The Steelers are enjoying it more now because their run defense has stepped up a ton. They are 0-4 in games they’ve given up more than 100 yards rushing — they’ve had four woeful rushing defense games this season, including the loss to Dallas — but Pittsburgh is 7-1 when holding the opponent under 100 yards rushing, including the last three games.
Despite averaging 4.0 yards per run, the Giants finished with just 56 yards on the ground, only carrying the ball 14 times. The old cliché in football is that the best defense is a good offense, so it’s little surprise Bell’s reemergence as a top NFL back has coincided with the defense suddenly turning into one of the league’s best units. The Giants can’t run, but they really couldn’t when they got down multiple scores.

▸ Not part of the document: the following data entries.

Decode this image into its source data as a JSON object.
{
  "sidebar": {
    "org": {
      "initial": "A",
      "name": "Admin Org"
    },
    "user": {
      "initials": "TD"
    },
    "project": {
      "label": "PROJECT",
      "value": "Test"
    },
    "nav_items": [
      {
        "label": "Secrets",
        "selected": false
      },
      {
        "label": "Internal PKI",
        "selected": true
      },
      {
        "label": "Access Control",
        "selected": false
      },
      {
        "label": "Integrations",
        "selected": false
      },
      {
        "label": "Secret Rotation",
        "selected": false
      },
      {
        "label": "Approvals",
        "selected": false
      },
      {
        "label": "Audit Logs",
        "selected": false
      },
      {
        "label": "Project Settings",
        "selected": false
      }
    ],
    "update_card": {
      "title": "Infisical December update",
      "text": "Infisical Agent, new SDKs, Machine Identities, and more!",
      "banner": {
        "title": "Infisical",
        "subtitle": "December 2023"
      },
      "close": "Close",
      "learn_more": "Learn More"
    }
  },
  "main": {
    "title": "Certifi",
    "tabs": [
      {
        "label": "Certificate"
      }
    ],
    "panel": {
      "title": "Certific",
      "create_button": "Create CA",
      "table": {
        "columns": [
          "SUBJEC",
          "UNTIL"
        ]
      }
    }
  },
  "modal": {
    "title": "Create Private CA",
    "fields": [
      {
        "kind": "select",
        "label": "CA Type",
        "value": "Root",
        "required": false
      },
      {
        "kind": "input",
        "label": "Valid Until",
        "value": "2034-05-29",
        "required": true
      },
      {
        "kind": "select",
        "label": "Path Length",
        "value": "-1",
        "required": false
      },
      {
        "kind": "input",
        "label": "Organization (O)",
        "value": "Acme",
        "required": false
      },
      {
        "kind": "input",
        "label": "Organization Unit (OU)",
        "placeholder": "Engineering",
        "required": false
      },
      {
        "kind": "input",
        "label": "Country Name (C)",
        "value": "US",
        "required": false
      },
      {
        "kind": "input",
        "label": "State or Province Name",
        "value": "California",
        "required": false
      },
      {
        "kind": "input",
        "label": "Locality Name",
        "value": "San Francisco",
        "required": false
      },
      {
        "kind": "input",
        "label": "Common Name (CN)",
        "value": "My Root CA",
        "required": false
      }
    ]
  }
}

Last week the Andrew Luckless Colts carried the ball just 23 times for 91 yards as they trailed most of the game, forcing their offense to become one dimensional. The week before, against the Browns, the Steelers gave up just 2.5 yards per rush on 13 carries.
The Steelers defense forced two turnovers in each of the last three games, including a game-defining red zone interception by Timmons on Sunday. They now rank seventh in the NFL in points allowed, surrendering less than 20 per game, and while the pass defense needs work in general, currently ranked 19th, the rush defense (ranked 6th) is back where the Steelers need it to be.

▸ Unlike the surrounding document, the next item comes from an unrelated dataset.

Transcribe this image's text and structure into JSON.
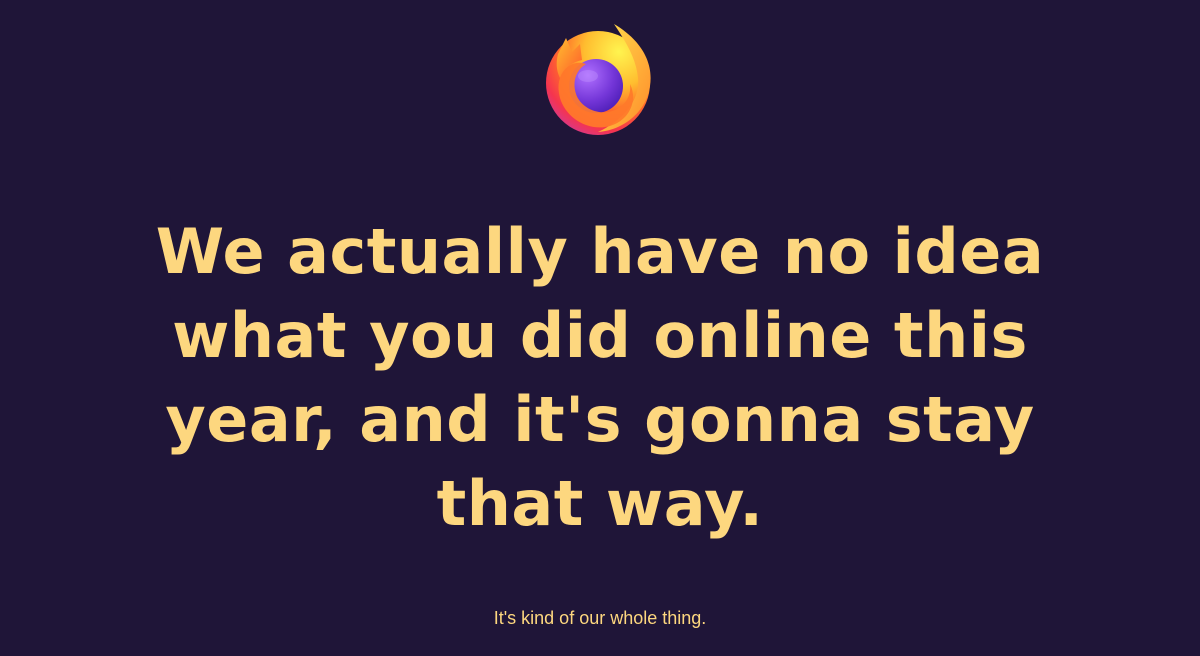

This season has been a roller coaster, defensively, begging the question if the defense woke up after imploding in the waning minutes of the Dallas loss, one Mike Mitchell called “un-Steelerlike”, or if they merely had the benefit of playing three-straight games against subpar offenses.
The Cleveland Browns are barely an NFL team, with only Los Angles averaging fewer points per contest and just three teams averaging fewer yards.

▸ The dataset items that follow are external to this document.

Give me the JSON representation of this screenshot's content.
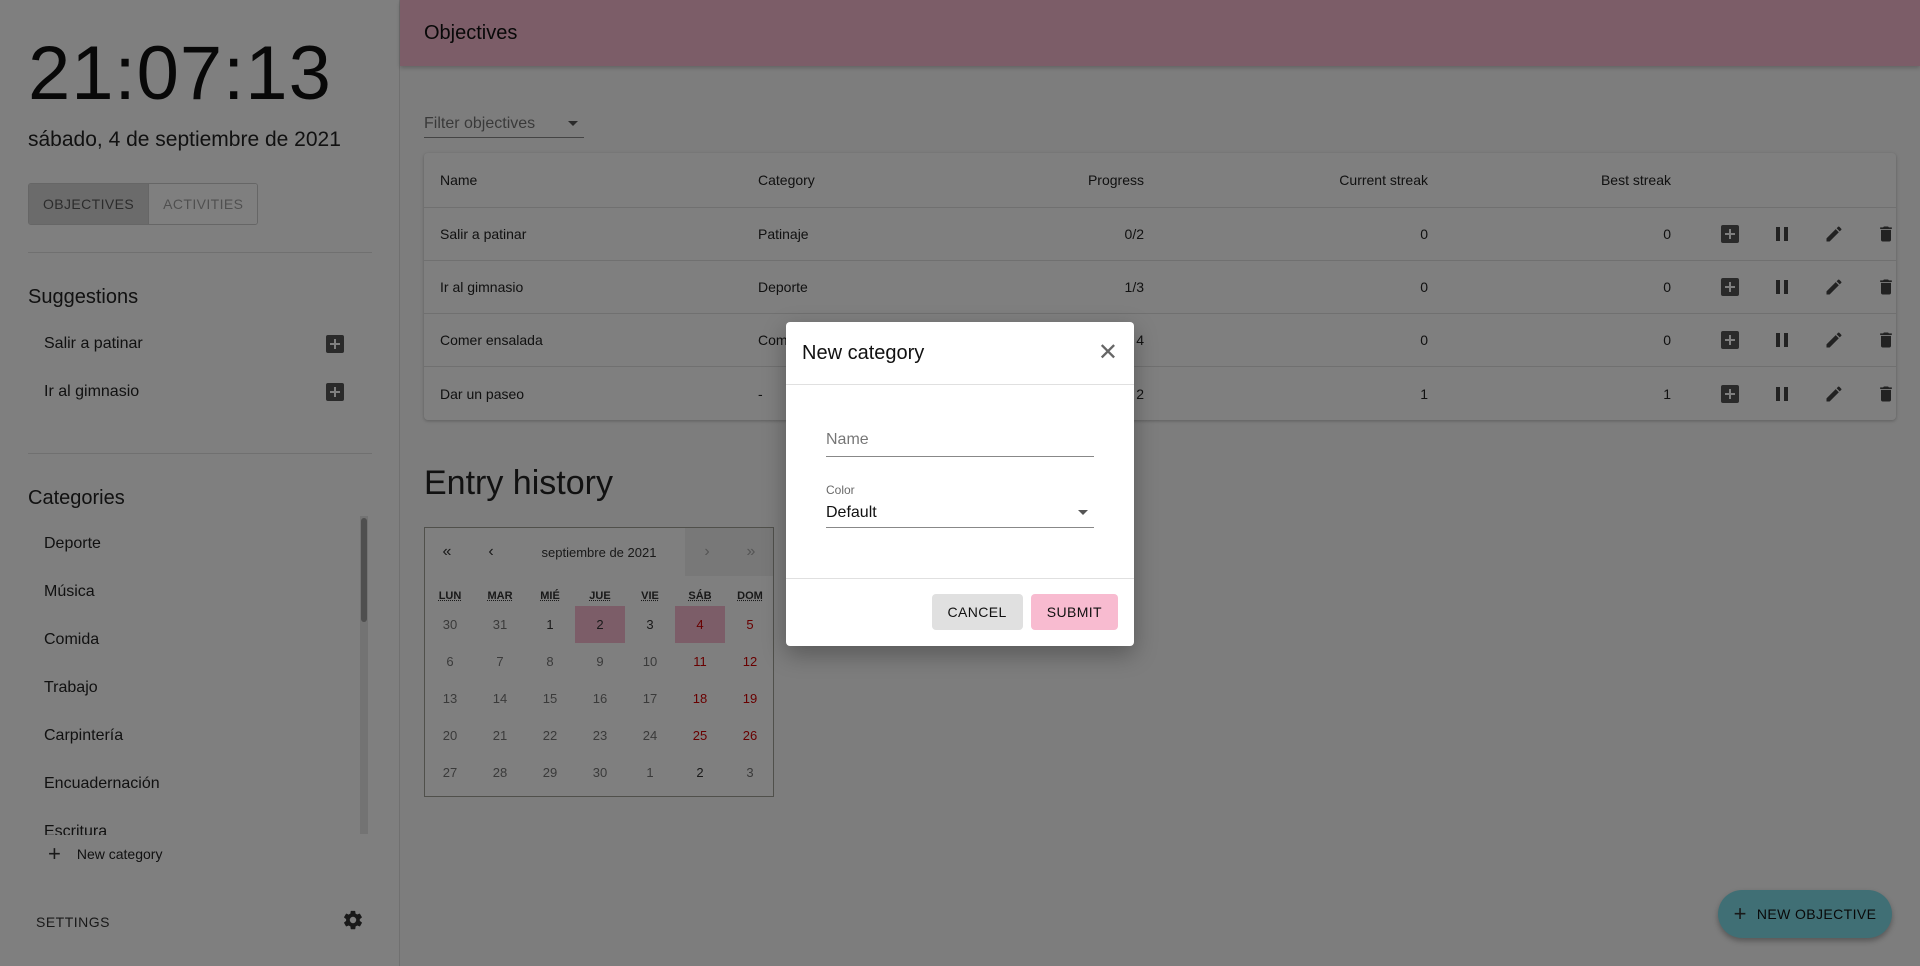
{
  "sidebar": {
    "clock": "21:07:13",
    "date": "sábado, 4 de septiembre de 2021",
    "tabs": [
      {
        "label": "OBJECTIVES"
      },
      {
        "label": "ACTIVITIES"
      }
    ],
    "suggestions_title": "Suggestions",
    "suggestions": [
      {
        "label": "Salir a patinar"
      },
      {
        "label": "Ir al gimnasio"
      }
    ],
    "categories_title": "Categories",
    "categories": [
      {
        "label": "Deporte"
      },
      {
        "label": "Música"
      },
      {
        "label": "Comida"
      },
      {
        "label": "Trabajo"
      },
      {
        "label": "Carpintería"
      },
      {
        "label": "Encuadernación"
      },
      {
        "label": "Escritura"
      }
    ],
    "new_category_label": "New category",
    "settings_label": "SETTINGS"
  },
  "header": {
    "title": "Objectives"
  },
  "filter": {
    "placeholder": "Filter objectives"
  },
  "table": {
    "columns": [
      "Name",
      "Category",
      "Progress",
      "Current streak",
      "Best streak"
    ],
    "rows": [
      {
        "name": "Salir a patinar",
        "category": "Patinaje",
        "progress": "0/2",
        "current": "0",
        "best": "0"
      },
      {
        "name": "Ir al gimnasio",
        "category": "Deporte",
        "progress": "1/3",
        "current": "0",
        "best": "0"
      },
      {
        "name": "Comer ensalada",
        "category": "Com",
        "progress": "4",
        "current": "0",
        "best": "0"
      },
      {
        "name": "Dar un paseo",
        "category": "-",
        "progress": "2",
        "current": "1",
        "best": "1"
      }
    ]
  },
  "history": {
    "title": "Entry history",
    "calendar": {
      "nav_first": "«",
      "nav_prev": "‹",
      "nav_next": "›",
      "nav_last": "»",
      "month_label": "septiembre de 2021",
      "weekdays": [
        "LUN",
        "MAR",
        "MIÉ",
        "JUE",
        "VIE",
        "SÁB",
        "DOM"
      ],
      "days": [
        {
          "d": "30",
          "other": true
        },
        {
          "d": "31",
          "other": true
        },
        {
          "d": "1"
        },
        {
          "d": "2",
          "active": true
        },
        {
          "d": "3"
        },
        {
          "d": "4",
          "active": true,
          "weekend": true
        },
        {
          "d": "5",
          "weekend": true
        },
        {
          "d": "6",
          "other": true
        },
        {
          "d": "7",
          "other": true
        },
        {
          "d": "8",
          "other": true
        },
        {
          "d": "9",
          "other": true
        },
        {
          "d": "10",
          "other": true
        },
        {
          "d": "11",
          "weekend": true
        },
        {
          "d": "12",
          "weekend": true
        },
        {
          "d": "13",
          "other": true
        },
        {
          "d": "14",
          "other": true
        },
        {
          "d": "15",
          "other": true
        },
        {
          "d": "16",
          "other": true
        },
        {
          "d": "17",
          "other": true
        },
        {
          "d": "18",
          "weekend": true
        },
        {
          "d": "19",
          "weekend": true
        },
        {
          "d": "20",
          "other": true
        },
        {
          "d": "21",
          "other": true
        },
        {
          "d": "22",
          "other": true
        },
        {
          "d": "23",
          "other": true
        },
        {
          "d": "24",
          "other": true
        },
        {
          "d": "25",
          "weekend": true
        },
        {
          "d": "26",
          "weekend": true
        },
        {
          "d": "27",
          "other": true
        },
        {
          "d": "28",
          "other": true
        },
        {
          "d": "29",
          "other": true
        },
        {
          "d": "30",
          "other": true
        },
        {
          "d": "1",
          "other": true
        },
        {
          "d": "2"
        },
        {
          "d": "3",
          "other": true
        }
      ]
    }
  },
  "fab": {
    "label": "NEW OBJECTIVE"
  },
  "dialog": {
    "title": "New category",
    "name_placeholder": "Name",
    "color_label": "Color",
    "color_value": "Default",
    "cancel": "CANCEL",
    "submit": "SUBMIT"
  },
  "colors": {
    "accent": "#f8bbd0",
    "fab": "#80deea",
    "weekend": "#d10000"
  }
}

The Colts rank in the middle of the pack in yards and points, but the Steelers got them on a short week without Luck. All Pittsburgh had to do was dress enough players on Thanksgiving, and they were set to win that game.
And that’s precisely why the Giants win is so impressive, and so important. It’s good to rack up wins against the worst offenses in the NFL, but beating a team riding a six-game win streak with eight wins in 11 games and doing it as resoundingly as the Steelers beat up on Eli and the Giants? It’s a potential season changer.
Tomlin was asked if he keeps an eye on what Baltimore is doing, to which he replied, “I don’t, because I know that if we handle the business in our stadium we don’t have to look outside our stadium at Baltimore or anyone else. We’re going to stay singularly focused on that and I imagine at some point, we’ll be in the stadium with those guys.”
Uh yeah, coach. You’ll be in a stadium with them — your stadium — in three weeks. Game’s on Christmas. It’s kind of a big deal.
Admittedly, a lot can happen between now and Christmas. Baltimore is still in the division lead given the Ravens’ head-to-head victory over Pittsburgh earlier this season, but both teams sit at 7-5 with the Ravens finishing the year at New England, hosting Philadelphia, at Pittsburgh and at Cincinnati.
The Steelers have to travel to Buffalo, who did give Oakland a fight this weekend, then host division rival Cincinnati, who trounced the Eagles on Sunday, before hosting Baltimore and Cleveland.
The division is there to be won, and while the offense has started to look like the Super Bowl contending unit people thought it would be with Roethlisberger, Bell and Antonio Brown leading the way this season, it’s the defense that’s going to have to get the Steelers there.
Suddenly, they look up for the fight.